Caring for your son’s foreskin is pretty much a hands-off job. But knowing what is normal and how your son’s foreskin develops and changes over time is essential for every parent to a boy with an uncircumcised penis.
In the beginning, during infancy, your son’s uncircumcised penis needs no special care. The foreskin is a piece of skin overlying the outside of your son’s penis. You never need to pull the foreskin back or detach it in any way. You clean it just like any other skin surface on his body.
Over the first 5 + years of your son’s life, the foreskin will gradually “retract” or pull away from the head of his penis. This happens without intervention as the connective tissue bonding the foreskin to the head of his penis dissolves on its own. As this happens, you can teach your son to wash the end of his penis with soap and water and rinse it well. Some boys will be able to fully retract or pull back their foreskin by the time they start Kindergarten while others may not fully retract it until puberty. Both are okay.

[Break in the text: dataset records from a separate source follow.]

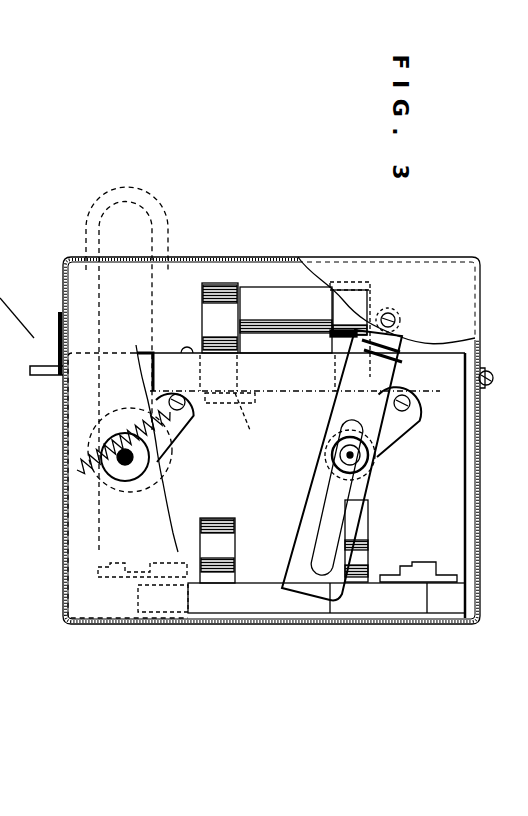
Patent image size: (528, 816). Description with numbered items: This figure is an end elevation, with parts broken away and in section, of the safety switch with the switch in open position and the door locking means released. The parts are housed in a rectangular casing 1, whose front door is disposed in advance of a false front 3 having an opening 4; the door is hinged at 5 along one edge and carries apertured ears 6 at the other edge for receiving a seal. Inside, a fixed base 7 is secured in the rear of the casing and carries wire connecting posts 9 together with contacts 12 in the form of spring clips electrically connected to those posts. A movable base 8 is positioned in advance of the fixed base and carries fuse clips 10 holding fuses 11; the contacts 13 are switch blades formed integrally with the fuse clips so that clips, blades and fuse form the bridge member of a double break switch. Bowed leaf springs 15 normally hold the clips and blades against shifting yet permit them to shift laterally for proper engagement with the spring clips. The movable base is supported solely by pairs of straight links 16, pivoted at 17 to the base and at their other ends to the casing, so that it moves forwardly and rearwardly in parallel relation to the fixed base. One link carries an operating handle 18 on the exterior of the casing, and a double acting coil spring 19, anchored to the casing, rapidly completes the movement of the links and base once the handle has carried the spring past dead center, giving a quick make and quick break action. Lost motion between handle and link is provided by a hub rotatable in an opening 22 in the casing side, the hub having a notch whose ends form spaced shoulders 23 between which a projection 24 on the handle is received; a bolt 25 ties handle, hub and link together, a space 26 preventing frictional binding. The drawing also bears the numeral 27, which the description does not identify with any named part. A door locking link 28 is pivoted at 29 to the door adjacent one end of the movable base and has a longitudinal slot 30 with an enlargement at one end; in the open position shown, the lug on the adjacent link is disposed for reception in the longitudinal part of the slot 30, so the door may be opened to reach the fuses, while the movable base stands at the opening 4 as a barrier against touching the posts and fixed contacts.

The casing 1 is at (252, 598).
The false front 3 is at (449, 263).
The opening 4 is at (174, 350).
The hinge 5 is at (490, 384).
The apertured ears 6 is at (397, 566).
The fixed base 7 is at (135, 345).
The movable base 8 is at (312, 367).
The wire connecting posts 9 is at (45, 379).
The fuse clips 10 is at (346, 318).
The fuses 11 is at (275, 298).
The contacts 12 is at (230, 540).
The contacts 13 is at (230, 433).
The springs 15 is at (252, 417).
The links 16 is at (402, 430).
The pivot 17 is at (410, 408).
The operating handle 18 is at (105, 278).
The double acting coil spring 19 is at (105, 478).
The opening 22 is at (128, 483).
The shoulders 23 is at (95, 452).
The projection 24 is at (331, 457).
The bolt 25 is at (103, 437).
The space 26 is at (362, 442).
The arm 27 is at (122, 425).
The link 28 is at (352, 503).
The pivot 29 is at (394, 315).
The longitudinal slot 30 is at (322, 565).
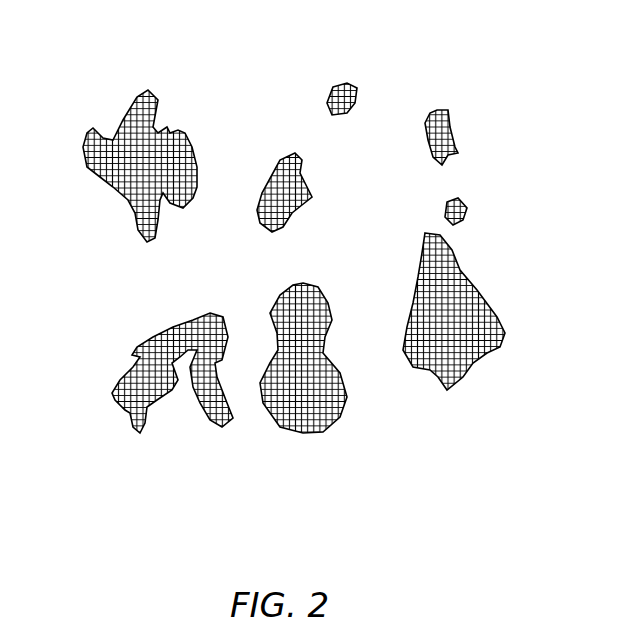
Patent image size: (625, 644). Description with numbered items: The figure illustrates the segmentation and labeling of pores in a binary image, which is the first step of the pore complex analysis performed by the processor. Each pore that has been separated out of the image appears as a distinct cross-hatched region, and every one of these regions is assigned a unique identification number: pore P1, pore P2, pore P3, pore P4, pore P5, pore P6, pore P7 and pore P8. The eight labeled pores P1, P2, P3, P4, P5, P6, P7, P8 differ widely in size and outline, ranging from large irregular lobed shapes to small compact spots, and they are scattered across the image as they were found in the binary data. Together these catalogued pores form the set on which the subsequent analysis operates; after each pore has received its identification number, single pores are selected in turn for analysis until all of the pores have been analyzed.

The pore P1 is at (126, 366).
The pore P2 is at (118, 203).
The pore P3 is at (262, 181).
The pore P4 is at (348, 76).
The pore P5 is at (460, 122).
The pore P6 is at (472, 211).
The pore P7 is at (489, 366).
The pore P8 is at (301, 442).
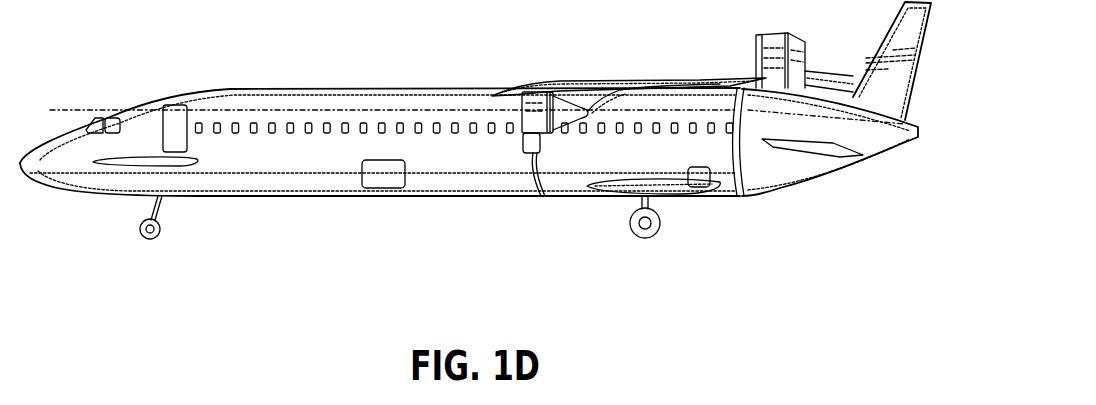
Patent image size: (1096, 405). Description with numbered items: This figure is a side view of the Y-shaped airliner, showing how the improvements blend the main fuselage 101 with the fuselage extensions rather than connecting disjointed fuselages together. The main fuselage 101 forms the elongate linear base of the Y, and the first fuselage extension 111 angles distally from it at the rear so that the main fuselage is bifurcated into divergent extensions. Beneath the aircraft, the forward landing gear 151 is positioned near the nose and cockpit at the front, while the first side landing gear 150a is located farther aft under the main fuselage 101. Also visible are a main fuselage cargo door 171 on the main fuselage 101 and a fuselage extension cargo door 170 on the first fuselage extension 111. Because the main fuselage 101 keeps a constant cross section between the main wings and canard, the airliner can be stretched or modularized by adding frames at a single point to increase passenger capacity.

The main fuselage 101 is at (338, 158).
The first fuselage extension 111 is at (743, 160).
The first side landing gear 150a is at (630, 232).
The forward landing gear 151 is at (160, 232).
The fuselage extension cargo door 170 is at (700, 176).
The main fuselage cargo door 171 is at (390, 180).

Never force, pull, or rip the foreskin back for your son–your son is the only one who should move his foreskin.
Once he is able to fully retract the foreskin, keeping it clean is his job. Teach him to gently retract the foreskin, rinse the inside of the foreskin and the head of the penis with warm water, and then allow the foreskin to return to its extended position on its own.
The foreskin should never be stuck back or retracted in a painful way. If your son has swelling, redness, or drainage from his foreskin, call his pediatrician for advice.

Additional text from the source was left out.